Lakers keep up with Spurs, but just can’t beat San Antonio’s veteran experience

Lakers forward Julius Randle has his shot blocked by Spurs forward Pau Gasol as LaMarcus Aldridge helps on defense at Staples Center on Nov. 18.
(Wally Skalij / Los Angeles Times)

From a vastly more experienced team, the Lakers got a lesson on Friday night at Staples Center.

If you aren’t perfect against the veteran San Antonio Spurs, they will make you pay.

“They’re smart, they’re talented, they’re well coached,” Lakers Coach Luke Walton said after the Spurs’ 116-107 victory. “You’ve gotta be hitting on all cylinders to beat them. Tonight we didn’t.”

Though the Lakers got as close as four points in the fourth quarter, the Spurs kept them an arm’s length away until the end. Point guard Tony Parker’s layup with 33 seconds left in the game gave the Spurs a six-point lead that grew as the Lakers fouled.


With the loss, the Lakers fell to 7-6. The Spurs improved to 10-3, and 7-0 on the road. Forwards Kawhi Leonard and LaMarcus Aldridge led San Antonio with 23 points each, with Leonard adding 12 rebounds and seven assists.

Lakers guard Nick Young scored 22 points on seven-for-12 shooting a day after being sent home from practice with a cold. And the Lakers’ bench was again pivotal. Guards Lou Williams and Jordan Clarkson combined for 44 points, with Williams notching a game-high 24.

Walton kept an eye toward the strength of his bench before the game even started. With point guard D’Angelo Russell sidelined by a sore left knee, Walton opted to start veteran point guard Jose Calderon instead of plucking Clarkson out of the second unit.

“They play together in practice every day,” Walton said. “They understand each other’s tendencies, how to get each other the ball. It’s something that’s worked for us so we’re not gonna mess with it for now.”


Heading into Friday’s game the Lakers had the highest-scoring bench in the NBA, and their second unit of Clarkson, Williams, Larry Nance Jr., Tarik Black and Brandon Ingram had developed a habit of digging the team out of early deficits.

On Friday, climbing out of an early deficit was a group effort.

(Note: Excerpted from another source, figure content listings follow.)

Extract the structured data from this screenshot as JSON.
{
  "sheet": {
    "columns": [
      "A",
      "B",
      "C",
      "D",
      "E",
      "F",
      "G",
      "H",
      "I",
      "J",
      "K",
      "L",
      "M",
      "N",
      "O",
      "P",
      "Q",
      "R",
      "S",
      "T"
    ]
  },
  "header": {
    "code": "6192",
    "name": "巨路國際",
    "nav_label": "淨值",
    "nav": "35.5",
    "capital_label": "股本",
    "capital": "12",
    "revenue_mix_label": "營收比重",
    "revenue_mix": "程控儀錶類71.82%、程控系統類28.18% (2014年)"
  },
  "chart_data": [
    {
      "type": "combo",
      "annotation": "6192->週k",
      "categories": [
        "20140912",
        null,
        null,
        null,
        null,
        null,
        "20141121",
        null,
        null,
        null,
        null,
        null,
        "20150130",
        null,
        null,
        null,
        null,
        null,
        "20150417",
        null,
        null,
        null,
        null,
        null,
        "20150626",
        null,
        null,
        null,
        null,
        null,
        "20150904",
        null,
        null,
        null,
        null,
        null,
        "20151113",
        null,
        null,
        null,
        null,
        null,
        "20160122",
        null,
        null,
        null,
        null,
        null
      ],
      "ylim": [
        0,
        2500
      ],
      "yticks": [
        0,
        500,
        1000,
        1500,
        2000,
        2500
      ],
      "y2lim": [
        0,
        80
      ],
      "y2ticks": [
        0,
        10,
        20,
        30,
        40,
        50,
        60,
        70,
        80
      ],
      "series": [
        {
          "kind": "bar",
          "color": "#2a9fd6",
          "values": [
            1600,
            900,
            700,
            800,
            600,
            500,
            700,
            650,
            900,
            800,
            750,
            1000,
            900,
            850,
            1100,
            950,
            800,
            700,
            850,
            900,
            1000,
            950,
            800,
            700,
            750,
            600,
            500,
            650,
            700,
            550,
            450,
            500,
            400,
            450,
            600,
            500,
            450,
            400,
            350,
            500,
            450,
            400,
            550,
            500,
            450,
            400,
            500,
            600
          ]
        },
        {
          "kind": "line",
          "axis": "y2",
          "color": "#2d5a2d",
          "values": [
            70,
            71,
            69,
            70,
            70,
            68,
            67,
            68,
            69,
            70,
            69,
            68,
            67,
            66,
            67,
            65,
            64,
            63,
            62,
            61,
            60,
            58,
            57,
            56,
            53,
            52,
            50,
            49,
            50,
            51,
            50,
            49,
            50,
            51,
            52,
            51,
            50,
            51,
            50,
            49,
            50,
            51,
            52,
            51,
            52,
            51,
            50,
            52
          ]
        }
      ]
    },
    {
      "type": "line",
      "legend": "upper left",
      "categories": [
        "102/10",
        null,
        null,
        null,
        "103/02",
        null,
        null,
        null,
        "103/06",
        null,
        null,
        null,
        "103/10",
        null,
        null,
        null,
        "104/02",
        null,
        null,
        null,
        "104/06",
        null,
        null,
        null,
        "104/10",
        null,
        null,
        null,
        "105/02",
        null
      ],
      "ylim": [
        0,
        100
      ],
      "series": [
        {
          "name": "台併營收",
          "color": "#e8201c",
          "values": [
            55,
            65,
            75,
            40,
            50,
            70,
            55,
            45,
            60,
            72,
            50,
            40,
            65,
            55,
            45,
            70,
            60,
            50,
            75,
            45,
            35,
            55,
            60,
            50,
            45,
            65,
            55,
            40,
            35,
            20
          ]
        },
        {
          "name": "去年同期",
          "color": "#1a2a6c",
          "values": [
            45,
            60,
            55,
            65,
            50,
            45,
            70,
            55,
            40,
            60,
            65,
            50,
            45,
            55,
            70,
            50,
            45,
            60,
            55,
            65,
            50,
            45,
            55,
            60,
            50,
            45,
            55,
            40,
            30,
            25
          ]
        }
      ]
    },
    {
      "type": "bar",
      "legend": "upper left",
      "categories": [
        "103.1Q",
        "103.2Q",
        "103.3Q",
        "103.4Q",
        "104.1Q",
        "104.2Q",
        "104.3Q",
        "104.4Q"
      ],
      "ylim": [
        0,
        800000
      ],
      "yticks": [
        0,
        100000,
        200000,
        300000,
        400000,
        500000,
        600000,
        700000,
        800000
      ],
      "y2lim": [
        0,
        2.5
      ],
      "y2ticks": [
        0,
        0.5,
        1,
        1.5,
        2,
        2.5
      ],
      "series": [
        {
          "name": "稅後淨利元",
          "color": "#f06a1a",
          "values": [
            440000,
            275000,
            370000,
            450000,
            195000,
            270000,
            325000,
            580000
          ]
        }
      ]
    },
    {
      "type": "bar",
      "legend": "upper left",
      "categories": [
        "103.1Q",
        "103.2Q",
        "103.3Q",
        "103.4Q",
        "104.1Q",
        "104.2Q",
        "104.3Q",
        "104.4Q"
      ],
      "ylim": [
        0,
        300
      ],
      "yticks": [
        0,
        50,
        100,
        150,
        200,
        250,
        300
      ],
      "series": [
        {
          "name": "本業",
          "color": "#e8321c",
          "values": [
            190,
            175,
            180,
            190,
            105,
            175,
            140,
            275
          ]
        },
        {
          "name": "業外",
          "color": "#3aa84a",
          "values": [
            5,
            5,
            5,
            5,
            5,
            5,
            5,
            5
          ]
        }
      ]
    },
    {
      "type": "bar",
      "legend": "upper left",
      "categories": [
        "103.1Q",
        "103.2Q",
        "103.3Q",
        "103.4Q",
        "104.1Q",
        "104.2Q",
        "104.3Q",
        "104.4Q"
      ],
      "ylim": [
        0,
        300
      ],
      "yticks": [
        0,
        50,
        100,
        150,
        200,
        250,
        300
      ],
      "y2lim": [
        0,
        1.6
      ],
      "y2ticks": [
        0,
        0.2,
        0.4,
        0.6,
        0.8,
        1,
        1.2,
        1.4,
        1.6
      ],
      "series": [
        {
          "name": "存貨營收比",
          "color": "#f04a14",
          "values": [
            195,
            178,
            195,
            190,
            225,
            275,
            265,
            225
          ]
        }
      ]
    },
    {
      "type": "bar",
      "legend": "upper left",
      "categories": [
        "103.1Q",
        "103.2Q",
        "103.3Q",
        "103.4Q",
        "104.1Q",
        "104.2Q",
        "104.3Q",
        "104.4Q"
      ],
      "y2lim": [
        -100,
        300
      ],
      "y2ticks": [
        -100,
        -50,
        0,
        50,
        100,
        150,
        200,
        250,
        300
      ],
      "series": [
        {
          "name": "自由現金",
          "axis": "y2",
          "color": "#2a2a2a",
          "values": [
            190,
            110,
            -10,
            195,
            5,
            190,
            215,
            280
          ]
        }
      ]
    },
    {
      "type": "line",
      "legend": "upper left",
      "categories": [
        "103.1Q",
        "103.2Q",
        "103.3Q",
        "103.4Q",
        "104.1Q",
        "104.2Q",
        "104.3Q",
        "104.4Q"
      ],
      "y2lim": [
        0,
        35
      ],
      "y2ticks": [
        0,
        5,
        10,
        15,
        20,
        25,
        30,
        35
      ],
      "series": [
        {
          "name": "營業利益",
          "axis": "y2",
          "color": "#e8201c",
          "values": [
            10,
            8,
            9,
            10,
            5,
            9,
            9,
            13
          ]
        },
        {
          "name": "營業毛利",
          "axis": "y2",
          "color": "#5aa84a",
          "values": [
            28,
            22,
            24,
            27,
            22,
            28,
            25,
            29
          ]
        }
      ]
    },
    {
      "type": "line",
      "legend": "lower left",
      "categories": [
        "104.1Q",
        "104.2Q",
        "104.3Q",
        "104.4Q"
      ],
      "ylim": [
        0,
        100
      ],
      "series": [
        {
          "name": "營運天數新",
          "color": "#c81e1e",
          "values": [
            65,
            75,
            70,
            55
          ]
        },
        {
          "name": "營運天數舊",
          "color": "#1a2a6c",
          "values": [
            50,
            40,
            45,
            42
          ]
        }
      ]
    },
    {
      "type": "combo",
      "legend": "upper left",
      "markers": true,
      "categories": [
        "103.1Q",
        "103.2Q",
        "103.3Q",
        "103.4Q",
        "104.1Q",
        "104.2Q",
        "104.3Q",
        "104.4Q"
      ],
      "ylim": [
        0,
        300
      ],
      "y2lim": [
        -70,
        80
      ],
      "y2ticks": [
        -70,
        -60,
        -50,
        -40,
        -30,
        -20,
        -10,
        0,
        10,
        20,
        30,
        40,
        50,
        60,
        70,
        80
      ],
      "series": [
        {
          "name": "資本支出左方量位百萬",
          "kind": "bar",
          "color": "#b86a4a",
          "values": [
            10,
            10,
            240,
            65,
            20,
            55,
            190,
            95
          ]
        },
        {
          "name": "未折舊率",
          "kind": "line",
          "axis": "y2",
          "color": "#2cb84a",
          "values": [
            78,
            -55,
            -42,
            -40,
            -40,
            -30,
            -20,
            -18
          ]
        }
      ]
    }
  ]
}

The Lakers trailed, 26-16, after the first quarter, then outscored the Spurs, 36-26, in the second. Luol Deng scored eight points in the second quarter, making two three-pointers, and Young made all four of his shots, including a three-pointer with 58.2 seconds left in the half. On the next play, Young drove to the basket for a layup that gave the Lakers a one-point lead. It was part of a 7-0 run near the end of the half that brought them back into contention.

The score was tied, 52-52, at the half. But during the third quarter, the Spurs applied a stranglehold on the game, scoring on 11 consecutive possessions and shooting 73.7% to outscore the Lakers, 39-24, and take a 91-76 lead into the fourth.


“They hit some tough shots early in that quarter, they moved the ball,” Walton said. “They’re really good at the game of basketball.”

The Spurs’ momentum didn’t last. With 1:39 remaining in the game, they had made only seven of 18 fourth-quarter shots. And the Lakers, charged with the energy of their home crowd, made one final push.

“We just compete,” Clarkson said. “You know we get stops during those times. We’re pushing the ball and getting easy buckets in transition.”

Young hit a three-pointer to bring the Lakers within eight. Clarkson hit a three to bring them to within five. And after the Spurs took a time out to stop the bleeding, Julius Randle attacked the basket, going right at former Laker Pau Gasol, who fouled him. He made one of two free throws to make it a four-point game.


But that was as close as they got.

“They’re young, talented, they’re figuring things out,” Gasol said.

On Friday they faced a team that already has.